——答弁を引き出せないのは「聞き方」に課題があるのではないでしょうか。

野党議員の聞き方、質問力も問われますが、決してそれだけではありません。野党議員の中には、ゆるい質問を繰り返す人もいないわけではないですが、しっかり勉強をして緻密に質問を練り上げ、論で詰めようとする人もいます。

質問する側の問題と言うよりは、答弁する安倍首相や閣僚の姿勢の問題だと思います。野党の追及が甘いという見方は、まさに政権の思うつぼでしょう。

「働き方改革」や入管法の改正、統計不正の問題でも答弁姿勢は同じです。政権にとって不都合な事実が隠されたまま、議論は深まらずに時間だけが過ぎていく。国会が正常に機能しているとは言えません。

ご飯論法は「不都合な事実を隠す」ための手段

——国会では、新型コロナウイルスに関連する議論が中心になっています。

上西充子教授(写真=菅原雄太)

桜を見る会や、検察官の勤務延長など、今年の国会でもご飯論法がたくさん登場しています。ご飯論法が出てきたら、政権にとって不都合な事実が隠されていると言っていい。

私は、ご飯論法が出てくるたびに論点をすり替えて、常に国民をだまし続けていると考えています。その過程で生まれていった不信感の積み重ねが、新型コロナウイルスの政府の対応への批判の根底にあるのではないでしょうか。
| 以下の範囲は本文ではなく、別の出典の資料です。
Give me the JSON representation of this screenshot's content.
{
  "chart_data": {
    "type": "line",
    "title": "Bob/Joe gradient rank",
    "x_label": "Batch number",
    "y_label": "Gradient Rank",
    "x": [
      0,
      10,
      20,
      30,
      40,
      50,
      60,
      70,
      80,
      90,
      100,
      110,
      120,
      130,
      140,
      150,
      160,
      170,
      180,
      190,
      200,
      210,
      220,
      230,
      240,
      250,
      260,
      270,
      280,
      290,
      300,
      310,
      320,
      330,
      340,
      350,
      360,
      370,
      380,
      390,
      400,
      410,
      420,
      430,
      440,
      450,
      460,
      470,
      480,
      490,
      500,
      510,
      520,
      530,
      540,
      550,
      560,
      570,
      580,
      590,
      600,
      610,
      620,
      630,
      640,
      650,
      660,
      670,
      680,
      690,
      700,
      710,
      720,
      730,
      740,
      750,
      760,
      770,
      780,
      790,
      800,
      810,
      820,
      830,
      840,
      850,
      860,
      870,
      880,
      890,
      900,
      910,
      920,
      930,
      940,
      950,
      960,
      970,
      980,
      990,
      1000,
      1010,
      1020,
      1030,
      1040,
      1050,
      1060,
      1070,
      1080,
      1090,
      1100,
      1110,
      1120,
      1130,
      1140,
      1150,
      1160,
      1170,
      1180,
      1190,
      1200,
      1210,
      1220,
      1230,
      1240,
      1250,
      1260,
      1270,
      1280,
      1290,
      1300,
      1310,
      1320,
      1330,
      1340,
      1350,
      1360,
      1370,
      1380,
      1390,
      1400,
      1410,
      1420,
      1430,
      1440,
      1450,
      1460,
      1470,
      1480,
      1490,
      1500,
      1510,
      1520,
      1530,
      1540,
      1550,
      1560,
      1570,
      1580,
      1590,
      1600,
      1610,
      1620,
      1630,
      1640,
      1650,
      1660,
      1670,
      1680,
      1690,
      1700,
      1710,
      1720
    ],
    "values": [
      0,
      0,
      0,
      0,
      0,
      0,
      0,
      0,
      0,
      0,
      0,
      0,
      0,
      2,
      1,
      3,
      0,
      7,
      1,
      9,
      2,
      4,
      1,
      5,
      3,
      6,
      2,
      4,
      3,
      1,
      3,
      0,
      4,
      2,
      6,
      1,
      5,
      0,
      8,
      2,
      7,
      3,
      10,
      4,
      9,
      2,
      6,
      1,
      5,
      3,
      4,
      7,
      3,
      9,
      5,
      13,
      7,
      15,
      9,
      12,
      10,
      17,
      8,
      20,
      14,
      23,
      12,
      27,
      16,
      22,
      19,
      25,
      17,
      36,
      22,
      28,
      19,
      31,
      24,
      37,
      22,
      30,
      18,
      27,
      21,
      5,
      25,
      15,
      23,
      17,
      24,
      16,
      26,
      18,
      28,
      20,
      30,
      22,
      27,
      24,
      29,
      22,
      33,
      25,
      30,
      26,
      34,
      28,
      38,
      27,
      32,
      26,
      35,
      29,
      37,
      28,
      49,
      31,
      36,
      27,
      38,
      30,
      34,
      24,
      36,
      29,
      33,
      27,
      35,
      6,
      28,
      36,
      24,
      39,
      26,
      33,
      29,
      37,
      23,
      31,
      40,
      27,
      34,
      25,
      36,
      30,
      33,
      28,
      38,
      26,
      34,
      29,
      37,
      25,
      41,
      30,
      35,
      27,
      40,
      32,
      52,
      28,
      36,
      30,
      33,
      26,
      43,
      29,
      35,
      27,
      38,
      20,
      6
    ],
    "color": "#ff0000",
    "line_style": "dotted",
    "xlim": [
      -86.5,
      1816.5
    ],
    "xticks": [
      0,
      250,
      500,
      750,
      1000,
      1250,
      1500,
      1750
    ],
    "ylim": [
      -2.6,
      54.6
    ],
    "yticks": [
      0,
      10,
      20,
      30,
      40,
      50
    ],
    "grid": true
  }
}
新型コロナウイルスの感染が広がっている、その不安の中で暮らすのは大変です。でも、政府の言うことをうのみにしない姿勢は常に持っておくべきだと思います。

そんな緊張関係があって初めて政府はまともに政策をやるんだと思います。私たちが安心しきってお任せにしちゃっていると根拠がないまま、好き勝手にやってしまいますから。

国会は疑惑追及だけでなく、新型コロナウイルスの生活への影響など国民に身近な疑問を政権にぶつける場でもあります。閣僚の答弁が信用に足るものなのか、しっかり見ていく必要があります。

新型コロナ対応で「政権がどこを向いて仕事をしているかが分かる」

——新型コロナウイルスをめぐる国会審議は、どんな点に注目していますか。

私の専門は労働問題なのですが、大規模な自然災害と同じで、弱い立場にある人により大きなしわ寄せが行くことになります。飲食店やホテルなど、すでに多くの業界でコロナショックのあおりを受けています。

企業は苦しくなれば、非正規で働いている人を真っ先に切るでしょう。「もう来なくていい」と言われてしまえば、持ちこたえる体力もなく、生活に行き詰まってしまいます。そういった方の生活を支える政策がどうなるか、注視をしています。

正社員であれば、時短勤務や一時休業で雇用を維持しようと企業も努力するでしょう。事業活動の縮小を余儀なくされた企業に対しては、休業手当として支払ったお金が助成される制度もある。

けれども、非正規はいきなり切られるリスクが大きい。そうなるとダメージは大きいですよね。そういう方の生活をしっかり守るのか、切り捨てるのか、そもそも苦境を見ないことにしてしまうのか。政権がどこを向いて仕事をしているかが分かる。